20 Apr 2020

Millions of internal migrant workers suffering under India’s lockdown

Rohantha De Silva

Internal migrant workers across India are confronting increasingly harsh conditions, including lack of food and starvation, and unhygienic, overcrowded accommodation, as a result of the government’s coronavirus lockdown.
Prime Minister Modi’s 21-day lockdown was announced on March 24 without any prior warning or any substantial plan to provide the basic needs of working people and the rural toilers. This has brought immense hardship to millions of workers who are employed as daily low-wage workers in the textile, leather, retail, tourism, construction and other sectors.
When their workplaces closed, these workers had no money to buy food or pay rent and wanted to return to their home villages.
Last Tuesday, the government’s callous attitude toward these workers was displayed when police in Mumbai violently attacked protesting internal migrants.
A group of workers who have been trapped in Mumbai without their wages gathered to demand transport facilities to get back to their villages hundreds of kilometres away. They were attacked by the police who arrested 11 people, including a television journalist.
The incident is part of the growing wave of protests, walkouts and strikes by workers around the world against the appalling conditions they face amid the pandemic. While the financial elites are using the crisis to enrich themselves, as indicated by rising stock market values, the masses are trapped in ever-worsening and life-threatening social conditions.
With all public transport halted, up to 600,000 migrant workers were confronted with having to walk hundreds of kilometres to reach their villages. Those who failed to do so were herded into temporary shelters arranged by state governments. The shelters are unhygienic and without adequate amenities, including food and water. In most cases, the only meals are provided by charities and NGOs rather than state government authorities.
The rising anger of daily wage earners exploded on April 14 when Modi announced that the lockdown would be extended until May 3.
At around 4 p.m., a few hours after Modi’s announcement, jobless migrant workers in Mumbai, including many from Bihar, Uttar Pradesh, and West Bengal, gathered at a railway station in Mumbai demanding transport back to their villages. Their numbers quickly swelled to around 1,500.
West Bengal worker Asadullah Sheikh told the Week magazine: “We have already spent our savings during the first phase of the lockdown. We have nothing to eat now.”
Police responded by declaring the protest an unlawful assembly and accusing the participants of rioting and disobedience. Later that night, they arrested Vinay Dubey and several others. Dubey posted a video on a Facebook page in which he declared: “We are stuck at home. We are dying. So we might as well die fighting.”
The posting has gone viral. The Hindu reported on April 15, a day after the protest, that the posting was liked by 16,000 people and shared by 15,000.
Television journalist Rahul Kukarni was among those arrested. Police claim that he had reported that train services would be resuming.

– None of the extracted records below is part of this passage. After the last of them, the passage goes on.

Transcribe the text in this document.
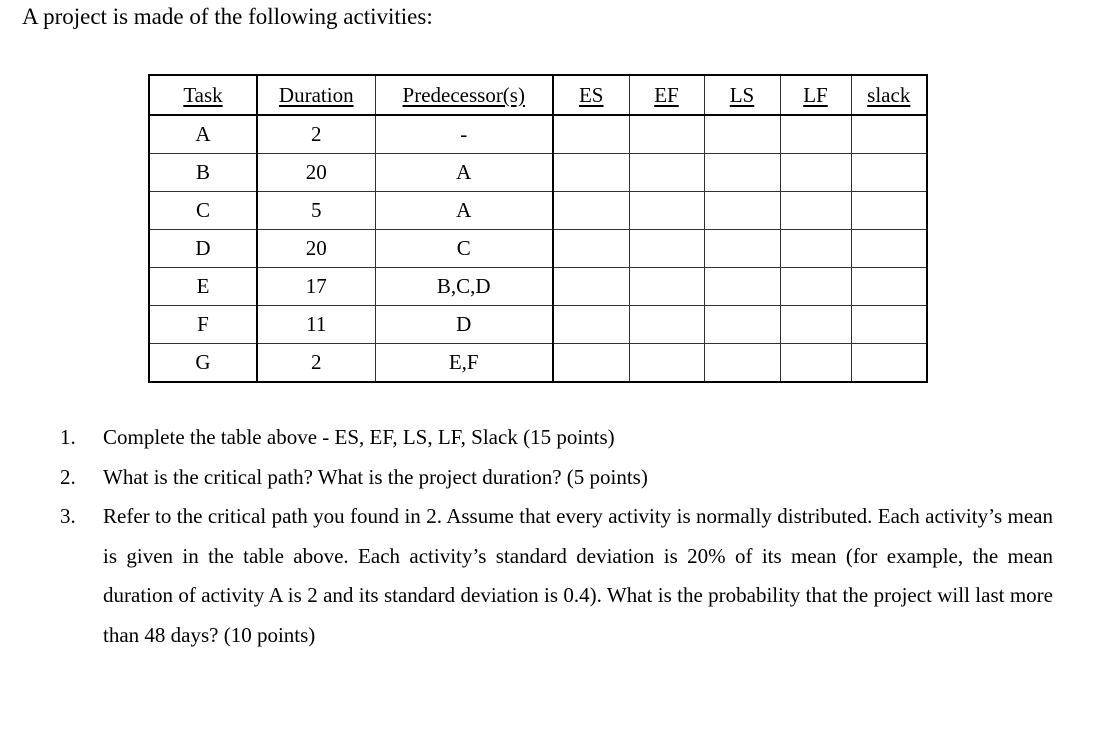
A project is made of the following activities:
Task	Duration	Predecessor(s)	ES	EF	LS	LF	slack
A	2	-					
B	20	A					
C	5	A					
D	20	C					
E	17	B,C,D					
F	11	D					
G	2	E,F					
1. Complete the table above - ES, EF, LS, LF, Slack (15 points)
2. What is the critical path? What is the project duration? (5 points)
3. Refer to the critical path you found in 2. Assume that every activity is normally distributed. Each activity’s mean is given in the table above. Each activity’s standard deviation is 20% of its mean (for example, the mean duration of activity A is 2 and its standard deviation is 0.4). What is the probability that the project will last more than 48 days? (10 points)
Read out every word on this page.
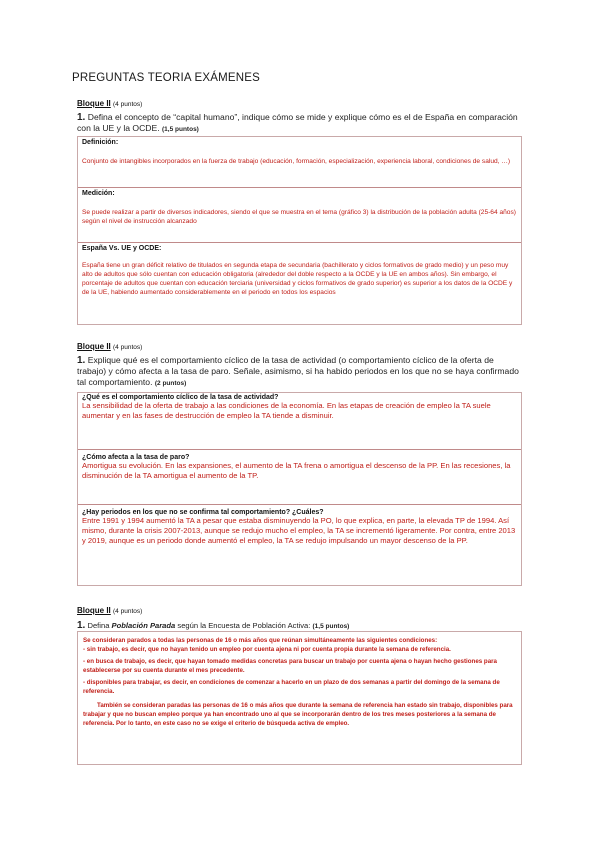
PREGUNTAS TEORIA EXÁMENES
Bloque II (4 puntos)
1. Defina el concepto de “capital humano”, indique cómo se mide y explique cómo es el de España en comparación con la UE y la OCDE. (1,5 puntos)
Definición:
Conjunto de intangibles incorporados en la fuerza de trabajo (educación, formación, especialización, experiencia laboral, condiciones de salud, …)
Medición:
Se puede realizar a partir de diversos indicadores, siendo el que se muestra en el tema (gráfico 3) la distribución de la población adulta (25-64 años) según el nivel de instrucción alcanzado
España Vs. UE y OCDE:
España tiene un gran déficit relativo de titulados en segunda etapa de secundaria (bachillerato y ciclos formativos de grado medio) y un peso muy alto de adultos que sólo cuentan con educación obligatoria (alrededor del doble respecto a la OCDE y la UE en ambos años). Sin embargo, el porcentaje de adultos que cuentan con educación terciaria (universidad y ciclos formativos de grado superior) es superior a los datos de la OCDE y de la UE, habiendo aumentado considerablemente en el periodo en todos los espacios
Bloque II (4 puntos)
1. Explique qué es el comportamiento cíclico de la tasa de actividad (o comportamiento cíclico de la oferta de trabajo) y cómo afecta a la tasa de paro. Señale, asimismo, si ha habido periodos en los que no se haya confirmado tal comportamiento. (2 puntos)
¿Qué es el comportamiento cíclico de la tasa de actividad?
La sensibilidad de la oferta de trabajo a las condiciones de la economía. En las etapas de creación de empleo la TA suele aumentar y en las fases de destrucción de empleo la TA tiende a disminuir.
¿Cómo afecta a la tasa de paro?
Amortigua su evolución. En las expansiones, el aumento de la TA frena o amortigua el descenso de la PP. En las recesiones, la disminución de la TA amortigua el aumento de la TP.
¿Hay periodos en los que no se confirma tal comportamiento? ¿Cuáles?
Entre 1991 y 1994 aumentó la TA a pesar que estaba disminuyendo la PO, lo que explica, en parte, la elevada TP de 1994. Así mismo, durante la crisis 2007-2013, aunque se redujo mucho el empleo, la TA se incrementó ligeramente. Por contra, entre 2013 y 2019, aunque es un periodo donde aumentó el empleo, la TA se redujo impulsando un mayor descenso de la PP.
Bloque II (4 puntos)
1. Defina Población Parada según la Encuesta de Población Activa: (1,5 puntos)
Se consideran parados a todas las personas de 16 o más años que reúnan simultáneamente las siguientes condiciones:
- sin trabajo, es decir, que no hayan tenido un empleo por cuenta ajena ni por cuenta propia durante la semana de referencia.
- en busca de trabajo, es decir, que hayan tomado medidas concretas para buscar un trabajo por cuenta ajena o hayan hecho gestiones para establecerse por su cuenta durante el mes precedente.
- disponibles para trabajar, es decir, en condiciones de comenzar a hacerlo en un plazo de dos semanas a partir del domingo de la semana de referencia.
También se consideran paradas las personas de 16 o más años que durante la semana de referencia han estado sin trabajo, disponibles para trabajar y que no buscan empleo porque ya han encontrado uno al que se incorporarán dentro de los tres meses posteriores a la semana de referencia. Por lo tanto, en este caso no se exige el criterio de búsqueda activa de empleo.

This “outside agitation” allegedly prompted the protest.
According to the Scroll.in web site, Kulkarni had reported an internal note by South Central Railway authorities that suggested a decision to run special trains for stranded people.
The police attack on the demonstration is a desperate attempt to divert political attention from the government’s failure to provide any real assistance to these low-paid workers.
The Mumbai protest was not unique to that city. That night in Surat, in the neighbouring state of Gujarat, hundreds of migrant workers held a sit-down protest on a road in the Varachha area on Tuesday evening demanding to be sent home.
Surat is a busy seaport and a commercial and economic centre. Eighty migrant workers were arrested four days earlier, on April 10, for staging a protest and demanding they be sent back to their home villages.
Migrant workers’ demonstrations have been held in other states, including Haryana, New Delhi, Telangana and Kerala. Participants voiced their anger to the News.18 site last Wednesday.
News.18 reported that most of the workers were attempting to survive on just one meal per day and were entirely dependent on donations from charities. It cited a comment from Manohar Kumar, a construction worker stuck in the southern Indian city of Hyderabad, who said he was living on “rice and starch, which was doubling up both as dinner and lunch.”
Kumar added: “Some of my co-workers are planning to go to the nearest police station and demand transport to return home.” He explained that he was so desperate to escape the appalling conditions created by the lockdown that he had even considered walking the 350 kilometres to his home.
There are currently over one million people unable to return to their home cities and villages, trapped in so-called relief camp accommodation. Government authorities are currently running over 22,500 of these camps, accommodating about 630,000 people. The remaining 400,000 people are in 3,909 NGO-run facilities.
These facilities are dangerously cramped and unhygienic. While the World Health Organisation and other medical experts insist that social distancing must be practised, this is impossible for those stranded in these camps.
According to a recent survey by Jan Sahas, an NGO, 90 percent of migrant workers have lost their only source of income since the lockdown began and four out of 10 lack enough resources for one day’s rations. The extension of lockdown until May 3 will worsen the situation they face.
The Indian ruling elites, like their capitalist counterparts around the world, refuse to provide the most minimal requirements to sustain the lives of millions of the poorest and most exploited sections of the working class.